2. O-Methylation of carboxylic acids with streptozotocin

Li-Yan Zeng, Yang Liu, Jiakun Han, Jinhong Chen, Shuwen Liu, Baomin Xi Org Biomol Chem. 2022 Jul 6;20(26):5230-5233. doi: 10.1039/d2ob00578f.

The clinically used DNA-alkylating drug streptozotocin (STZ) was investigated using a simple work-up as an O-methylating agent to transform various carboxylic acids, sulfonic acids and phosphorous acids into corresponding methyl esters, and did so with yields of up to 97% in 4 h at room temperature. Good substrate tolerance was observed, and benefited from the mild conditions and compatibility of the reaction with water.

3. Alginate ester: New moisture-scavenging excipients for direct compressible pharmaceutical tableting

Noelia M Sanchez-Ballester, Philippe Trens, Jean-Christophe Rossi, Ian Soulairol Carbohydr Polym. 2022 Dec 1;297:120063. doi: 10.1016/j.carbpol.2022.120063. Epub 2022 Aug 31.

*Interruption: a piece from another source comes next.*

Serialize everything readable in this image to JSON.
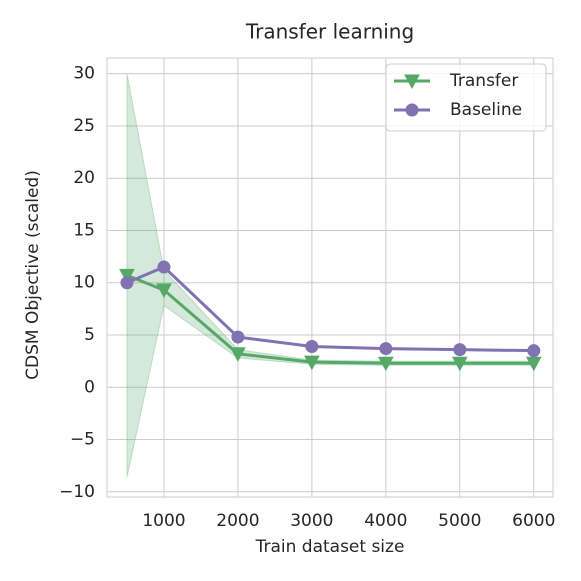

The objective of this work is to evaluate methyl ester alginates and alginic acid (AA) as moisture-scavenging excipients for the formulation of aspirin tablets obtained by direct compression. The tablets were stored at accelerated conditions (40 °C/75 % RH) and assessed for changes in tensile strength, mass, thickness and disintegration time. While moisture caused a reduction in the hardness of MCC and AA tablets, hardness of the tablets made from methylated materials was virtually unaffected. The physical stability of alginate ester tablets was found to be related to their increased plastic deformation leading to extended interparticle contact with less impact on tablet porosity. Finally, the combination of higher moisture affinity and lower water dissociation exhibited by alginates esters resulted in tablets with the lowest aspirin degradation. These findings suggest that excipients with high water retention can act as moisture-scavengers without losing their functional properties and reducing the degradation of moisture-sensitive drugs.